20章|C型肝炎治療中の外泊許可

ひとり 3月15日(火)

同じ病室の患者さんが一人二人と退院一時帰宅。
気がついたら病室には私一人になっていた。

「一人じゃ寂しいでしょ?お隣に移る?」と看護師さんが聞いてくれる。
私はここから見える景色が好き。

C型肝炎の治療のため入院して、大きな地震があって、2回目のインターフェロンが出来なくて、
色々なことがありすぎて・・・

でも遠くに見える富士山が守ってくれる気がするの。

 

念願の外泊許可 3月16日(水)

朝の回診。
「眠れましたか?」とS先生に聞かれ
「眠れませんでした」と答える。
眠剤ちょっとこわくて飲めないんだもの。

S先生もその事は知ってるのに、
「眠剤のまないからです」とは怒られず意外。

「今日の結果が少し落ち着いてるようなら外泊しましょうか?」と急に言われる。
先生の気が変わらないうちに、
「はい!絶対!」訳のわからない即答をした。

「じゃあそういうことで」病室を出て行く先生を見ながら、
このあたりの返しのコツは何となく分かってきたな~と思う。

母に電話し、決まったら迎えにきてもらうことにする。
それからは気持ちが落ち着かずソワソワ。
早く結果が出ないかな。

ナース室前をウロウロ。
見兼ねた看護師さんが「至急でお願いします」と検査室に連絡してくれる。
ありがとうございます。
お昼になったが結果が出ない。

ご飯も喉を通らない。
1時すぎ「OKだよ~」と看護師さんが外泊許可書を持ってくる。

看護師さんいわく、計画停電の影響で電車も間引き運転や運休になってるらしい。
「どうしようか?」考える前に行動してた。

身支度を整えナース室へ。
S先生がパソコンに向かってる。
私に気づくと手をあげニヤリ。
「行ってきます~」私はエレベーターに乗りこんだ。

病院の外に出て母に電話する。
「これから帰るね」私の言葉に母はビックリしてた。
でも一分一秒も待ってられなかったんだもん。

電車は本数は少ないものの動いててホッとする。
駅では母と愛犬が待っててくれた。

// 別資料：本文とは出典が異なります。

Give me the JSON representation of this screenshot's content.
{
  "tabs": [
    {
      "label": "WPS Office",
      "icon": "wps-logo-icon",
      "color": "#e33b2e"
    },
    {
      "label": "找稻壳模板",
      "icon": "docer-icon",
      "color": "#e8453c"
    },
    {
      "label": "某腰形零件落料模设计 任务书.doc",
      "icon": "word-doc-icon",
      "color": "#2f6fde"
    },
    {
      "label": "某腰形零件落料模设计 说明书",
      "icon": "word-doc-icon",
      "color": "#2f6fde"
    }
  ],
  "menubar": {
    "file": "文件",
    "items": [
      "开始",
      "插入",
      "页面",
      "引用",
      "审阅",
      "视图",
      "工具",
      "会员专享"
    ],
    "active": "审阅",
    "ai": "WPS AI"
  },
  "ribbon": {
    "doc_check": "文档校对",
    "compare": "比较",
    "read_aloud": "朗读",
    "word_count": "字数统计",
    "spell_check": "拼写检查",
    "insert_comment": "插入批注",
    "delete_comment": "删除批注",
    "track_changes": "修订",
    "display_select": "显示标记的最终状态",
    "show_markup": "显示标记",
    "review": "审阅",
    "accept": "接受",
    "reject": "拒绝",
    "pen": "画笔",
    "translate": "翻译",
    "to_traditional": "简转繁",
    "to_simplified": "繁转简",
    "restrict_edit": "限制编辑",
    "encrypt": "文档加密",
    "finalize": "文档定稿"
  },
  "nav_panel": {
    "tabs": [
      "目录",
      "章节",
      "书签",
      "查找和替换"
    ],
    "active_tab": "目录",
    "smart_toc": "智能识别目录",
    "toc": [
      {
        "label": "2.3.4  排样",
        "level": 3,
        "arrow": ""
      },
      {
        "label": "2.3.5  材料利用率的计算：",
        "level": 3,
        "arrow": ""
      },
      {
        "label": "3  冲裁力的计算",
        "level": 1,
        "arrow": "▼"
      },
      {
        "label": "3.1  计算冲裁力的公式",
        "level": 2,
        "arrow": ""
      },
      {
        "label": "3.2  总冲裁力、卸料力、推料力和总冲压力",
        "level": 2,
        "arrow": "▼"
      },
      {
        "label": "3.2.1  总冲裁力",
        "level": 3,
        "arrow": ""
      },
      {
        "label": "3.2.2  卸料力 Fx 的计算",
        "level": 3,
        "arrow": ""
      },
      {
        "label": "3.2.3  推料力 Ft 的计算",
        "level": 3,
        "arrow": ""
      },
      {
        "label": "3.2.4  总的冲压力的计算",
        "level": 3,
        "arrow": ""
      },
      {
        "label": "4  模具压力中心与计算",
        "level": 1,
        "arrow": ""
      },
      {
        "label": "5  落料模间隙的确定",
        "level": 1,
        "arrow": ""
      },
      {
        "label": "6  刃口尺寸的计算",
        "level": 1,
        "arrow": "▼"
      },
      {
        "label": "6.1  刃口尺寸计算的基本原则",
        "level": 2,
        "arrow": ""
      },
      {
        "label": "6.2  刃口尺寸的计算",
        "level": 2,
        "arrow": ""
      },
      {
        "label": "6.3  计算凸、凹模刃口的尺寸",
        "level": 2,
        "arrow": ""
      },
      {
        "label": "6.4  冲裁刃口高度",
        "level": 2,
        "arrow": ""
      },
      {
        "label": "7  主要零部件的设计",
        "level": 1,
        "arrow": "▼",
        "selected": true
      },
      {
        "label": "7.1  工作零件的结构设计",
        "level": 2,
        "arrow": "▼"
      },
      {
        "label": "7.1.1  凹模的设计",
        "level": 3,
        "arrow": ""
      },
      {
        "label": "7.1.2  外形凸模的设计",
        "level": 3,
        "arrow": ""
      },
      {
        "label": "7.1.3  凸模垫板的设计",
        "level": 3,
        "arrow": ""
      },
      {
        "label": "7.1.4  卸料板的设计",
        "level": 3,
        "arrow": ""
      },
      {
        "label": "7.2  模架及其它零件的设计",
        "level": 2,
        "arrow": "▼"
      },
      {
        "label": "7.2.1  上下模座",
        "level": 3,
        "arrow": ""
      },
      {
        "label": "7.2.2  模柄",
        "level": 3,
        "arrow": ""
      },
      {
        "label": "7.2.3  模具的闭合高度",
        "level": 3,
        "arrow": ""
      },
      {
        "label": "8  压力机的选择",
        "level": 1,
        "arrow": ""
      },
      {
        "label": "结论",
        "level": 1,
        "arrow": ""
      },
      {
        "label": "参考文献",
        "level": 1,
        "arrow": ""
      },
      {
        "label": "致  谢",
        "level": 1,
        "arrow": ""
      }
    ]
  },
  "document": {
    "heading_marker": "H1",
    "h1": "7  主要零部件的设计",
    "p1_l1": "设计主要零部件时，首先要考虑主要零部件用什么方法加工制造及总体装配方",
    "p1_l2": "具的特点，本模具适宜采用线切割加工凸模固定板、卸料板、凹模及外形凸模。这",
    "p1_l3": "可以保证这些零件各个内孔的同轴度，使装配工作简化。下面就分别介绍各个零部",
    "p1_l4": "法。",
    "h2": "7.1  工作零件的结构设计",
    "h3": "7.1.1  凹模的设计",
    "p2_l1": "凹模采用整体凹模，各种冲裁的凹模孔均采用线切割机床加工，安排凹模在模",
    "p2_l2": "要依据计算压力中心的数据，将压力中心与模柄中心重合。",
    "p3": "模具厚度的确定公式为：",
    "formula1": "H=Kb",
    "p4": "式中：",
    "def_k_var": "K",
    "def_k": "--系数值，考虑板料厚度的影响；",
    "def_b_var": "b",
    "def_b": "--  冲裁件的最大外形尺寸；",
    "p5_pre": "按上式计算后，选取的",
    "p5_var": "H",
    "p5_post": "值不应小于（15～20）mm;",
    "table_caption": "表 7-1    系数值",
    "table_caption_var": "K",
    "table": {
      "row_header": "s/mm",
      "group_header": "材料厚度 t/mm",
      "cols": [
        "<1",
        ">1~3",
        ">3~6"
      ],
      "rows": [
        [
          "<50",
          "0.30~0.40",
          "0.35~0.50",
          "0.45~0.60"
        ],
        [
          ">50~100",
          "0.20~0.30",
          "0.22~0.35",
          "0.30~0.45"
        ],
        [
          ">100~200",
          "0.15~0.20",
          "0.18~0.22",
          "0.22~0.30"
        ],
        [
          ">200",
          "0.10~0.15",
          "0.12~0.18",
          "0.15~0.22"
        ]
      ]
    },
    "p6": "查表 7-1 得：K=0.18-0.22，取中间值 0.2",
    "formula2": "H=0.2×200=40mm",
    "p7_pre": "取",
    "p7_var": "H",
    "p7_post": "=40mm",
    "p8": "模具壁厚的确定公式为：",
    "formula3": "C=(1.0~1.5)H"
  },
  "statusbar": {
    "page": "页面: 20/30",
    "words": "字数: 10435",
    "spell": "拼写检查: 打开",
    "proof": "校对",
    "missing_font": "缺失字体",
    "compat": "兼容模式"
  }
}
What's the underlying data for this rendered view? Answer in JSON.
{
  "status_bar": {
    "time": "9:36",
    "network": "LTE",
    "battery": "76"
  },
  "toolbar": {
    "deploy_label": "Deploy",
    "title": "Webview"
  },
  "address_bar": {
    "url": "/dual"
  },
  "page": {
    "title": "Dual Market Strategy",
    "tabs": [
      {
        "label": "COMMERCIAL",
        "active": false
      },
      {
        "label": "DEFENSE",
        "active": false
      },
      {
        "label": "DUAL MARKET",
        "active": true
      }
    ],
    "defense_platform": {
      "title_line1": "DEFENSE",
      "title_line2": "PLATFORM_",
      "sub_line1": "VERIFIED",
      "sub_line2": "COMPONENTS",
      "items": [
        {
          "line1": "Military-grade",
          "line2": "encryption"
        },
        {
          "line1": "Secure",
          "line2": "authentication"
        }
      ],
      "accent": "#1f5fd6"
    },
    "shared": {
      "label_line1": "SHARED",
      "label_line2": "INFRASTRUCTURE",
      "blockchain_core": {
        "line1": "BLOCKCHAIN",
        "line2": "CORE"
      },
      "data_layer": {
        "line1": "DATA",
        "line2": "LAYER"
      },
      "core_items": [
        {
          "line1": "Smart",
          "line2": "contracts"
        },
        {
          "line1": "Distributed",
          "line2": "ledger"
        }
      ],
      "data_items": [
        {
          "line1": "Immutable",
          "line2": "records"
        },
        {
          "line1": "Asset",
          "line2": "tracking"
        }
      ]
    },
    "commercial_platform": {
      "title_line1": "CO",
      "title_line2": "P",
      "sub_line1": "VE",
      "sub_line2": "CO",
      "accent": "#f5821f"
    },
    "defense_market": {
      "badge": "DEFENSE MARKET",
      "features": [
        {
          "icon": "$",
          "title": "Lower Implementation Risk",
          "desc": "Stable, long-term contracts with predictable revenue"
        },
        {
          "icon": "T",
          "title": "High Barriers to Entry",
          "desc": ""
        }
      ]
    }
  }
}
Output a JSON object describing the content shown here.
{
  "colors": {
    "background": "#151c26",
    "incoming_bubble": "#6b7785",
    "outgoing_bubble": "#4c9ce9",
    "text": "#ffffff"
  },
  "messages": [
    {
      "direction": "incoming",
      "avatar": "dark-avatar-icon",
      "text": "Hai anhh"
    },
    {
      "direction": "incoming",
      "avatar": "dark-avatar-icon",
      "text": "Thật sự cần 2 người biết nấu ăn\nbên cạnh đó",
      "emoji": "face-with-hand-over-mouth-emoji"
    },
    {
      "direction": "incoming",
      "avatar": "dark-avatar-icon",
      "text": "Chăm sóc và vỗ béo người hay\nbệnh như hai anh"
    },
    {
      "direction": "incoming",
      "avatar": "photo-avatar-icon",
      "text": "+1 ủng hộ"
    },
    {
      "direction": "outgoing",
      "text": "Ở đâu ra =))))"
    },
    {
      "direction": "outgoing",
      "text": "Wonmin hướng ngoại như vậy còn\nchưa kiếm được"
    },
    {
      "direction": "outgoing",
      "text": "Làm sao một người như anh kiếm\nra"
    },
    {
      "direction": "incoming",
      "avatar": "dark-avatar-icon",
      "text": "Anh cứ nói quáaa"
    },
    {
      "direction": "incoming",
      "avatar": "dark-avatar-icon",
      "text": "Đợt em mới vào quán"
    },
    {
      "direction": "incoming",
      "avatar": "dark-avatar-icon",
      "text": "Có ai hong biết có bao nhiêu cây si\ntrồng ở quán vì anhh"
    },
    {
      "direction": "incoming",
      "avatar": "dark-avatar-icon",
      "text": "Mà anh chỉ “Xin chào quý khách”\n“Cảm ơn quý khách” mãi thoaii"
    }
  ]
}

「ただいま」
何も知らず帰宅した彼はサプライズにビックリしてた。

その日は家族でご飯を食べて、
ゆっくり話をした。
その晩は久々に深い眠りにつけた。

 

強制送還 3月17日(木) 

習慣で朝6時に目が覚める。
簡単な朝食を作り、彼を見送る。
アイロンがけ、シーツ交換。
久々に少し奥さんできたかな?

楽しい時間はあっと言う間に過ぎた。
愛犬も察知したみたい。
「クゥーン」となき手をペロペロなめてくれる。
ありがと。
すぐ帰ってくるからね。

母が病院まで送ってくれようとした。
計画停電でいつ電車が止まるか分からないと駅員さんに聞き、
私は一人で帰ることにした。

行きと違い帰りの道のりは
やけに足が重いな。
病院に戻ると病室変更が告げられる。
その晩また眠れない夜を過ごした。